Cette modalité de sélection reste encore un peu marginale dans le cadre de la danse classique qui tend à privilégier la méthode plus traditionnelle de l’audition publique ou privée. Cependant, même dans ce cadre-là, le passage de l’audition s’assortit de plus en plus souvent de mises en situation professionnelle pour tester les qualités artistiques des danseurs ainsi que leur capacité à interagir avec les propositions du chorégraphe ou du maître de ballet. La participation à des stages représente donc un moyen de se faire remarquer par un employeur potentiel dans un cadre moins rigide que celui de l’audition, notamment lors d’une première insertion sur le marché du travail. Par la suite, nous pouvons constater que les danseurs mobilisent aussi leurs réseaux souvent issus de l’interconnaissance des employeurs à l’intérieur d’une communauté esthétique. Un danseur qui aura travaillé avec tel ou tel chorégraphe ou dans telle ou telle compagnie jouira d’une « réputation » qui facilitera son recrutement. Oskar, alors âgé de 24 ans, se trouvait dans une situation professionnelle instable liée à un problème de gestion de la compagnie. Maintenu dans l’incertitude par l’institution, son inquiétude croît de jour en jour le poussant alors à envisager un changement de compagnie : « En fait, je suis arrivé à Toulouse par hasard. J’étais avec le ballet en Ecosse,

quand le directeur des arts a voulu virer le directeur du ballet alors que nous, nous voulions qu’il reste ! Là, on nous a menacés, en disant que dans tous les cas, ils vireraient le directeur et ceux qui l’avaient soutenu, quitte à fermer la compagnie ! En même temps, le directeur du ballet défendait l’idée que ce n’était pas possible car il y avait toujours eu un ballet en Ecosse ! Donc qui croire ? Avec toute cette histoire, on ne savait pas ce qu’on allait devenir, le temps passait et il devenait de plus en plus difficile de passer des auditions ! Et c’est là qu’un danseur de la compagnie m’a émis l’idée de contacter Nanette à Toulouse, puisqu’elle était l’ancienne directrice du ballet d’Ecosse ! Moi, je ne la connaissais pas, mais du coup, un des danseurs l’a appelée pour moi et elle est venue ici faire une audition.

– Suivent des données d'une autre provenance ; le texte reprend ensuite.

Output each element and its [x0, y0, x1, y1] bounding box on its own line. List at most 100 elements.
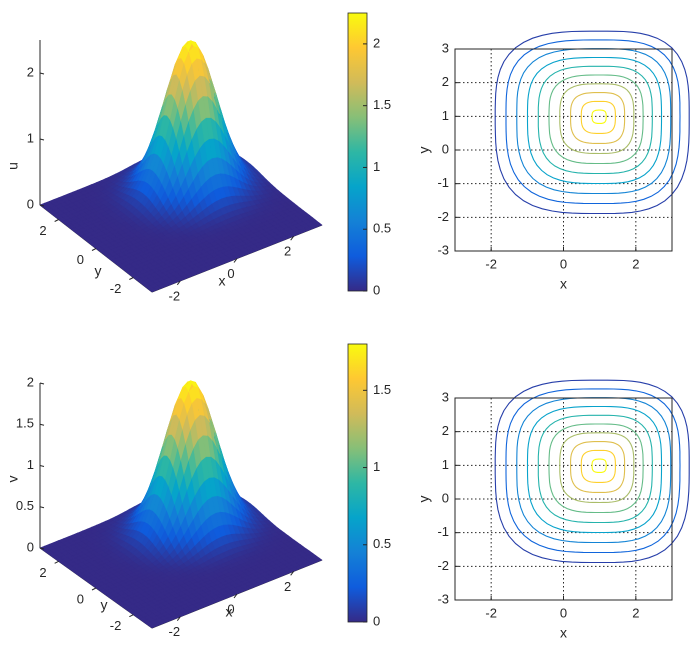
- contour-plot-u: -2 0 2 -3 -2 -1 0 1 2 3 x y: [416, 30, 690, 292]
- x-axis-label: x: [226, 604, 233, 620]
- x-tick: [233, 258, 238, 263]
- colorbar-tick-label: 0: [373, 613, 380, 628]
- contour-level-line: [580, 449, 616, 483]
- x-tick-label: 0: [227, 601, 234, 616]
- colorbar-tick-label: 0.5: [373, 221, 391, 236]
- x-tick-label: 0: [560, 605, 567, 620]
- x-tick-label: -2: [485, 605, 497, 620]
- contour-level-line: [526, 56, 663, 185]
- colorbar-tick-label: 2: [373, 35, 380, 50]
- x-tick: [176, 280, 181, 286]
- colorbar-tick-label: 1: [373, 459, 380, 474]
- y-tick-label: 0: [442, 490, 449, 505]
- y-tick: [91, 587, 97, 591]
- x-tick-label: 2: [284, 579, 291, 594]
- contour-lines: [494, 379, 690, 564]
- y-tick-label: 3: [442, 40, 449, 55]
- contour-level-line: [494, 379, 690, 564]
- contour-level-line: [505, 388, 681, 554]
- z-tick-label: 2: [27, 374, 34, 389]
- y-tick: [54, 560, 59, 564]
- z-tick-label: 0.5: [16, 498, 34, 513]
- z-axis-label: u: [5, 162, 21, 170]
- contour-level-line: [548, 423, 644, 514]
- z-tick: [39, 138, 45, 141]
- x-tick: [290, 235, 295, 241]
- x-tick-label: -2: [485, 256, 497, 271]
- y-tick-label: -1: [437, 524, 449, 539]
- contour-plot-v: -2 0 2 -3 -2 -1 0 1 2 3 x y: [416, 379, 690, 641]
- z-tick: [39, 423, 45, 426]
- contour-level-line: [559, 83, 635, 155]
- x-tick-label: 2: [632, 256, 639, 271]
- colorbar-gradient: [347, 12, 368, 292]
- x-axis-label: x: [219, 273, 226, 289]
- z-tick-label: 2: [27, 64, 34, 79]
- surface-mesh: [39, 40, 323, 293]
- y-axis-label: y: [95, 263, 102, 279]
- x-tick: [233, 593, 238, 599]
- x-tick-label: 0: [560, 256, 567, 271]
- z-tick: [39, 72, 45, 75]
- y-tick-label: 3: [442, 389, 449, 404]
- y-tick-label: 1: [442, 108, 449, 123]
- contour-level-line: [537, 414, 653, 524]
- z-tick-label: 1.5: [16, 416, 34, 431]
- z-tick-label: 0: [27, 539, 34, 554]
- x-tick: [176, 616, 181, 621]
- grid: [455, 49, 672, 251]
- surface-mesh: [39, 380, 323, 629]
- contour-level-line: [526, 405, 663, 534]
- contour-level-line: [494, 30, 690, 215]
- y-tick: [91, 248, 97, 251]
- z-tick: [39, 547, 45, 550]
- y-tick-label: 0: [442, 141, 449, 156]
- z-tick: [39, 465, 45, 467]
- contour-level-line: [516, 48, 672, 195]
- y-tick-label: -3: [437, 591, 449, 606]
- contour-level-line: [559, 432, 635, 504]
- z-tick-label: 1: [27, 457, 34, 472]
- colorbar-tick-label: 1: [373, 159, 380, 174]
- x-axis-label: x: [560, 276, 567, 292]
- z-tick: [39, 204, 45, 207]
- x-tick-label: -2: [169, 288, 181, 303]
- grid: [455, 398, 672, 600]
- surface-patch: [313, 557, 323, 563]
- x-axis-label: x: [560, 625, 567, 641]
- colorbar: 0 0.5 1 1.5 2: [347, 12, 391, 297]
- y-tick: [129, 277, 134, 280]
- colorbar-tick-label: 1.5: [373, 97, 391, 112]
- y-axis-label: y: [101, 597, 108, 613]
- y-tick-label: -2: [110, 618, 122, 633]
- colorbar-tick-label: 1.5: [373, 382, 391, 397]
- colorbar: 0 0.5 1 1.5: [347, 343, 391, 628]
- contour-level-line: [591, 458, 607, 473]
- z-tick-label: 1: [27, 130, 34, 145]
- y-tick: [129, 614, 134, 618]
- colorbar-gradient: [347, 343, 368, 623]
- contour-level-line: [580, 100, 616, 134]
- y-tick-label: 2: [442, 74, 449, 89]
- contour-level-line: [548, 74, 644, 165]
- y-tick-label: 2: [442, 423, 449, 438]
- z-tick: [39, 382, 45, 385]
- surface-patch: [313, 222, 323, 228]
- y-tick-label: -3: [437, 242, 449, 257]
- y-axis-label: y: [416, 496, 432, 503]
- x-tick: [290, 571, 295, 576]
- y-axis-label: y: [416, 147, 432, 154]
- z-tick-label: 0: [27, 196, 34, 211]
- y-tick-label: 2: [39, 223, 46, 238]
- x-tick-label: 2: [632, 605, 639, 620]
- x-tick-label: -2: [169, 624, 181, 639]
- y-tick-label: -2: [110, 281, 122, 296]
- contour-level-line: [570, 441, 626, 493]
- y-tick-label: -1: [437, 175, 449, 190]
- y-tick-label: -2: [437, 558, 449, 573]
- z-tick: [39, 506, 45, 509]
- y-tick: [54, 219, 59, 222]
- y-tick-label: 0: [77, 252, 84, 267]
- contour-level-line: [591, 109, 607, 124]
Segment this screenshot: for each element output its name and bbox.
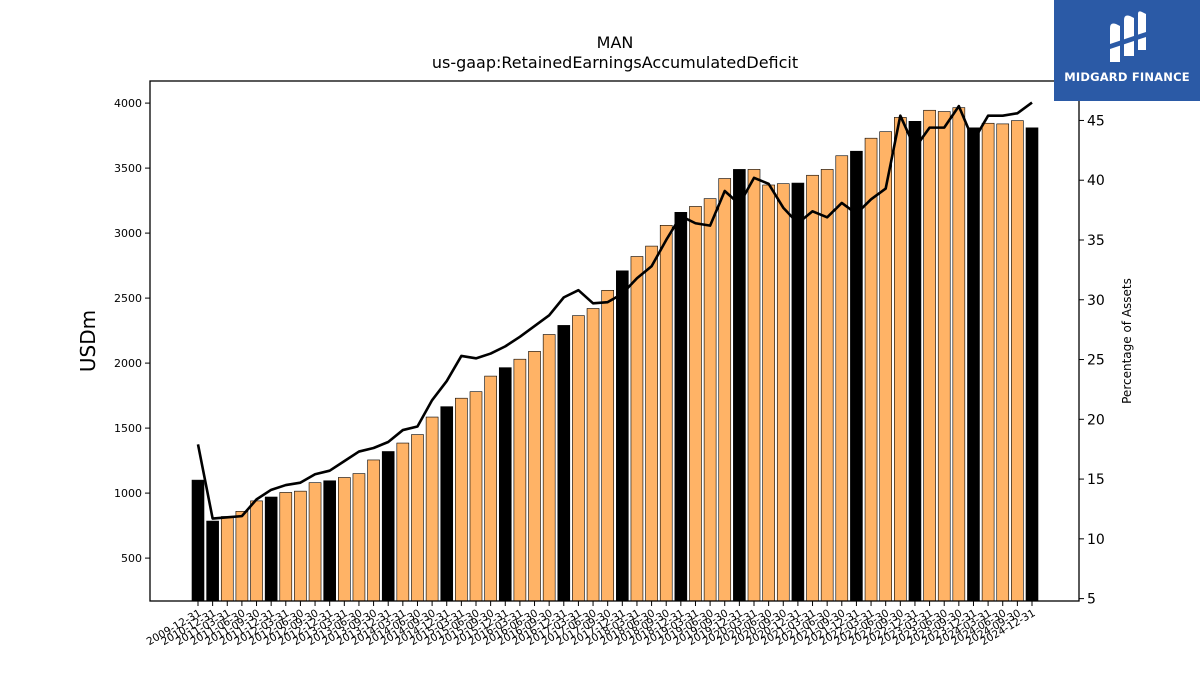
bar-2021-12-31 <box>850 150 863 602</box>
bar-2015-09-30 <box>484 375 497 602</box>
y-tick-label: 1000 <box>114 487 142 500</box>
bar-2009-12-31 <box>191 479 205 602</box>
y2-tick-label: 35 <box>1087 233 1105 249</box>
bar-2011-12-31 <box>264 496 278 602</box>
bar-2018-09-30 <box>659 225 673 602</box>
y2-tick-label: 20 <box>1087 412 1105 428</box>
bars-group <box>191 107 1039 602</box>
bar-2016-03-31 <box>513 358 527 602</box>
bar-2019-06-30 <box>703 198 717 602</box>
bar-2012-03-31 <box>279 492 293 602</box>
bar-2020-09-30 <box>776 183 790 602</box>
y-tick-label: 2500 <box>114 292 142 305</box>
bar-2012-09-30 <box>308 482 322 602</box>
bar-2019-12-31 <box>733 169 746 602</box>
bar-2013-06-30 <box>352 473 366 602</box>
bar-2018-06-30 <box>645 245 658 602</box>
y2-tick-label: 10 <box>1087 532 1105 548</box>
y2-axis-label: Percentage of Assets <box>1120 278 1134 404</box>
bar-2021-03-31 <box>806 174 819 602</box>
bar-2017-03-31 <box>572 315 585 602</box>
bar-2023-06-30 <box>937 111 951 602</box>
bar-2014-09-30 <box>425 416 439 602</box>
y2-tick-label: 25 <box>1087 353 1105 369</box>
y-tick-label: 500 <box>121 552 142 565</box>
right-axis-ticks: 5 10 15 20 25 30 35 40 45 <box>1079 113 1105 608</box>
bar-2024-12-31 <box>1025 127 1039 602</box>
bar-2023-12-31 <box>967 127 980 602</box>
bar-2024-09-30 <box>1011 120 1024 602</box>
bar-2015-12-31 <box>498 367 512 602</box>
bar-2017-12-31 <box>616 270 629 602</box>
bar-2024-03-31 <box>981 122 995 602</box>
bar-2013-09-30 <box>367 459 380 602</box>
percentage-line <box>196 101 1033 520</box>
chart-subtitle: us-gaap:RetainedEarningsAccumulatedDefic… <box>432 53 798 72</box>
bar-2015-06-30 <box>469 391 483 602</box>
bar-2023-03-31 <box>923 109 936 602</box>
bar-2019-03-31 <box>689 206 702 602</box>
logo-badge: MIDGARD FINANCE <box>1054 0 1200 101</box>
bar-2023-09-30 <box>952 107 966 602</box>
bar-2017-06-30 <box>586 308 600 602</box>
y-tick-label: 3500 <box>114 162 142 175</box>
bar-2018-12-31 <box>674 212 688 602</box>
bar-2018-03-31 <box>630 256 644 602</box>
bar-2012-12-31 <box>323 480 336 602</box>
y-tick-label: 1500 <box>114 422 142 435</box>
bar-2022-12-31 <box>908 121 922 602</box>
y-tick-label: 2000 <box>114 357 142 370</box>
x-axis-ticks: 2009-12-312010-12-312011-03-312011-06-30… <box>145 601 1038 648</box>
brand-name: MIDGARD FINANCE <box>1064 70 1190 84</box>
y-tick-label: 3000 <box>114 227 142 240</box>
bar-2021-09-30 <box>835 155 849 602</box>
bar-2010-12-31 <box>206 520 219 602</box>
y2-tick-label: 45 <box>1087 113 1105 129</box>
y-axis-label: USDm <box>76 310 100 372</box>
bar-2013-12-31 <box>381 451 395 602</box>
y2-tick-label: 5 <box>1087 592 1096 608</box>
bar-2011-06-30 <box>235 510 249 602</box>
bar-2020-06-30 <box>762 184 775 602</box>
bar-2016-06-30 <box>528 351 541 602</box>
y-tick-label: 4000 <box>114 97 142 110</box>
bar-2014-06-30 <box>411 434 424 602</box>
bar-2011-09-30 <box>250 500 263 602</box>
bar-2022-03-31 <box>864 137 878 602</box>
y2-tick-label: 15 <box>1087 472 1105 488</box>
bar-2012-06-30 <box>294 490 307 602</box>
left-axis-ticks: 500 1000 1500 2000 2500 3000 3500 4000 <box>114 97 150 565</box>
bar-2019-09-30 <box>718 178 732 602</box>
bar-2011-03-31 <box>220 516 234 602</box>
bar-2022-06-30 <box>879 131 892 602</box>
bar-2020-03-31 <box>747 169 761 602</box>
bar-2020-12-31 <box>791 182 805 602</box>
bar-2014-03-31 <box>396 442 410 602</box>
y2-tick-label: 30 <box>1087 293 1105 309</box>
bar-2015-03-31 <box>455 397 468 602</box>
bar-2024-06-30 <box>996 123 1010 602</box>
bar-2022-09-30 <box>894 117 907 602</box>
y2-tick-label: 40 <box>1087 173 1105 189</box>
plot-frame <box>149 80 1080 602</box>
bar-2014-12-31 <box>440 406 454 602</box>
bar-2016-12-31 <box>557 325 571 602</box>
bar-2017-09-30 <box>601 289 614 602</box>
midgard-logo-icon <box>1102 10 1152 72</box>
chart-title: MAN <box>597 33 634 52</box>
bar-2013-03-31 <box>338 477 351 602</box>
bar-2016-09-30 <box>542 334 556 602</box>
bar-2021-06-30 <box>820 169 834 602</box>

Justement, elle cherchait des garçons et quand elle m’a vu danser, elle m’a pris. »

Le milieu d’interconnaissance étant assez restreint, les danseurs constituent rapidement un réseau mobilisable au moment de rechercher un emploi. Ainsi, ils bénéficient de leurs propres relations, mais également des réseaux de leurs collègues voire plus tard de la notoriété des compagnies pour lesquelles ils ont pu travailler. Comme le montre l’entretien d’Oskar, cette mobilisation de l’interconnaissance n’occulte pas pour autant le passage ritualisé de l’audition. Car même si la directrice connaissait bien le ballet d’Ecosse ainsi que le danseur qui a recommandé Oskar, la sélection n’a pu être officielle qu’après le « passage obligé » de l’audition.

Ainsi, même si le passage par une institution de formation prestigieuse ou encore la mobilisation du réseau d’interconnaissance prennent du sens au moment de s’insérer sur le marché, ils n’enlèvent en rien l’importance de la sélection sur évaluation directe des compétences et des qualités des prétendants. L’audition ou encore le concours demeurent le moment privilégié pour voir le niveau technique, la sensibilité artistique ou encore scruter le corps, outil de travail devant répondre aux attentes précises du directeur artistique et/ ou du chorégraphe.